Xie Nianyu avait enfin réussi à se débarrasser de ce type embêtant, et alors qu'elle s'apprêtait à faire une pause pour boire de l'eau, elle s'est étouffée avec.

Mince ! Ce n'est pas le bon jour pour sortir !

Même la personne la plus aimée n'a pu s'empêcher de jurer.

« C’est formidable, non ? Maintenant, vous me demandez si j’ai encore des inquiétudes ? » Bien que la scène fût un peu déconcertante, avec les deux inversés, le sens de l’humour malicieux de Xie Nianyu fut ravivé par l’idée que le président Wen soit ainsi opprimé.
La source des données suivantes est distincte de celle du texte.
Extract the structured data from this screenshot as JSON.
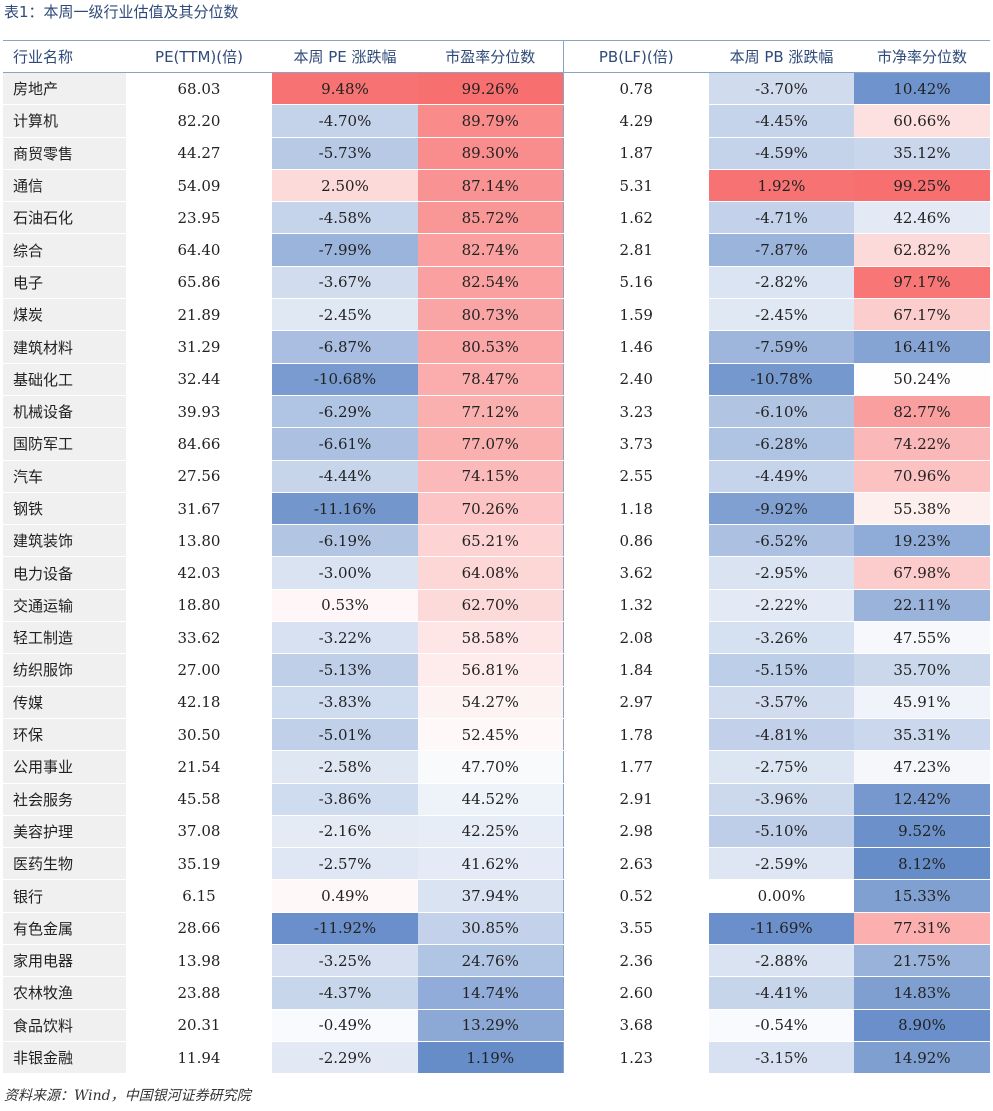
{
  "caption": "表1：本周一级行业估值及其分位数",
  "source": "资料来源：Wind，中国银河证券研究院",
  "colors": {
    "red": "#f76b6b",
    "blue": "#6289c7",
    "white": "#ffffff",
    "header": "#2f4a7a"
  },
  "headers": [
    "行业名称",
    "PE(TTM)(倍)",
    "本周 PE 涨跌幅",
    "市盈率分位数",
    "PB(LF)(倍)",
    "本周 PB 涨跌幅",
    "市净率分位数"
  ],
  "rows": [
    [
      "房地产",
      "68.03",
      "9.48%",
      "99.26%",
      "0.78",
      "-3.70%",
      "10.42%"
    ],
    [
      "计算机",
      "82.20",
      "-4.70%",
      "89.79%",
      "4.29",
      "-4.45%",
      "60.66%"
    ],
    [
      "商贸零售",
      "44.27",
      "-5.73%",
      "89.30%",
      "1.87",
      "-4.59%",
      "35.12%"
    ],
    [
      "通信",
      "54.09",
      "2.50%",
      "87.14%",
      "5.31",
      "1.92%",
      "99.25%"
    ],
    [
      "石油石化",
      "23.95",
      "-4.58%",
      "85.72%",
      "1.62",
      "-4.71%",
      "42.46%"
    ],
    [
      "综合",
      "64.40",
      "-7.99%",
      "82.74%",
      "2.81",
      "-7.87%",
      "62.82%"
    ],
    [
      "电子",
      "65.86",
      "-3.67%",
      "82.54%",
      "5.16",
      "-2.82%",
      "97.17%"
    ],
    [
      "煤炭",
      "21.89",
      "-2.45%",
      "80.73%",
      "1.59",
      "-2.45%",
      "67.17%"
    ],
    [
      "建筑材料",
      "31.29",
      "-6.87%",
      "80.53%",
      "1.46",
      "-7.59%",
      "16.41%"
    ],
    [
      "基础化工",
      "32.44",
      "-10.68%",
      "78.47%",
      "2.40",
      "-10.78%",
      "50.24%"
    ],
    [
      "机械设备",
      "39.93",
      "-6.29%",
      "77.12%",
      "3.23",
      "-6.10%",
      "82.77%"
    ],
    [
      "国防军工",
      "84.66",
      "-6.61%",
      "77.07%",
      "3.73",
      "-6.28%",
      "74.22%"
    ],
    [
      "汽车",
      "27.56",
      "-4.44%",
      "74.15%",
      "2.55",
      "-4.49%",
      "70.96%"
    ],
    [
      "钢铁",
      "31.67",
      "-11.16%",
      "70.26%",
      "1.18",
      "-9.92%",
      "55.38%"
    ],
    [
      "建筑装饰",
      "13.80",
      "-6.19%",
      "65.21%",
      "0.86",
      "-6.52%",
      "19.23%"
    ],
    [
      "电力设备",
      "42.03",
      "-3.00%",
      "64.08%",
      "3.62",
      "-2.95%",
      "67.98%"
    ],
    [
      "交通运输",
      "18.80",
      "0.53%",
      "62.70%",
      "1.32",
      "-2.22%",
      "22.11%"
    ],
    [
      "轻工制造",
      "33.62",
      "-3.22%",
      "58.58%",
      "2.08",
      "-3.26%",
      "47.55%"
    ],
    [
      "纺织服饰",
      "27.00",
      "-5.13%",
      "56.81%",
      "1.84",
      "-5.15%",
      "35.70%"
    ],
    [
      "传媒",
      "42.18",
      "-3.83%",
      "54.27%",
      "2.97",
      "-3.57%",
      "45.91%"
    ],
    [
      "环保",
      "30.50",
      "-5.01%",
      "52.45%",
      "1.78",
      "-4.81%",
      "35.31%"
    ],
    [
      "公用事业",
      "21.54",
      "-2.58%",
      "47.70%",
      "1.77",
      "-2.75%",
      "47.23%"
    ],
    [
      "社会服务",
      "45.58",
      "-3.86%",
      "44.52%",
      "2.91",
      "-3.96%",
      "12.42%"
    ],
    [
      "美容护理",
      "37.08",
      "-2.16%",
      "42.25%",
      "2.98",
      "-5.10%",
      "9.52%"
    ],
    [
      "医药生物",
      "35.19",
      "-2.57%",
      "41.62%",
      "2.63",
      "-2.59%",
      "8.12%"
    ],
    [
      "银行",
      "6.15",
      "0.49%",
      "37.94%",
      "0.52",
      "0.00%",
      "15.33%"
    ],
    [
      "有色金属",
      "28.66",
      "-11.92%",
      "30.85%",
      "3.55",
      "-11.69%",
      "77.31%"
    ],
    [
      "家用电器",
      "13.98",
      "-3.25%",
      "24.76%",
      "2.36",
      "-2.88%",
      "21.75%"
    ],
    [
      "农林牧渔",
      "23.88",
      "-4.37%",
      "14.74%",
      "2.60",
      "-4.41%",
      "14.83%"
    ],
    [
      "食品饮料",
      "20.31",
      "-0.49%",
      "13.29%",
      "3.68",
      "-0.54%",
      "8.90%"
    ],
    [
      "非银金融",
      "11.94",
      "-2.29%",
      "1.19%",
      "1.23",
      "-3.15%",
      "14.92%"
    ]
  ]
}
Wen Cheng fronça les sourcils et demanda : « Ça va faire mal là-bas ? » C'était ce qui importait à Wen Cheng.

La raison pour laquelle Wen Cheng a interrogé Xie Nianyu était évidente.

Le sourire de Xie Nianyu s'effaça presque complètement. « Écoute, Chengcheng, profite de ce truc là-bas, et c'est tout. » Xie Nianyu changea de camp à la dernière minute.

Wen Cheng sentit son téléphone devenir brûlant. Lorsque Xie Nianyu fit remarquer à quel point ce serait épuisant, elle rougit et raccrocha. Elle était si exténuée qu'on aurait pu faire griller une patate douce si on avait jeté de l'huile sur le feu.

Après un moment de timidité, Wen Cheng se remit à s'interroger. Elle se demandait pourquoi la personne mentionnée plus haut semblait désavantagée.

Wen Qi, endormi dans le salon, ressentit une légère mélancolie. Qui d'autre que lui dormirait dans le salon le premier jour de son emménagement dans sa nouvelle maison ?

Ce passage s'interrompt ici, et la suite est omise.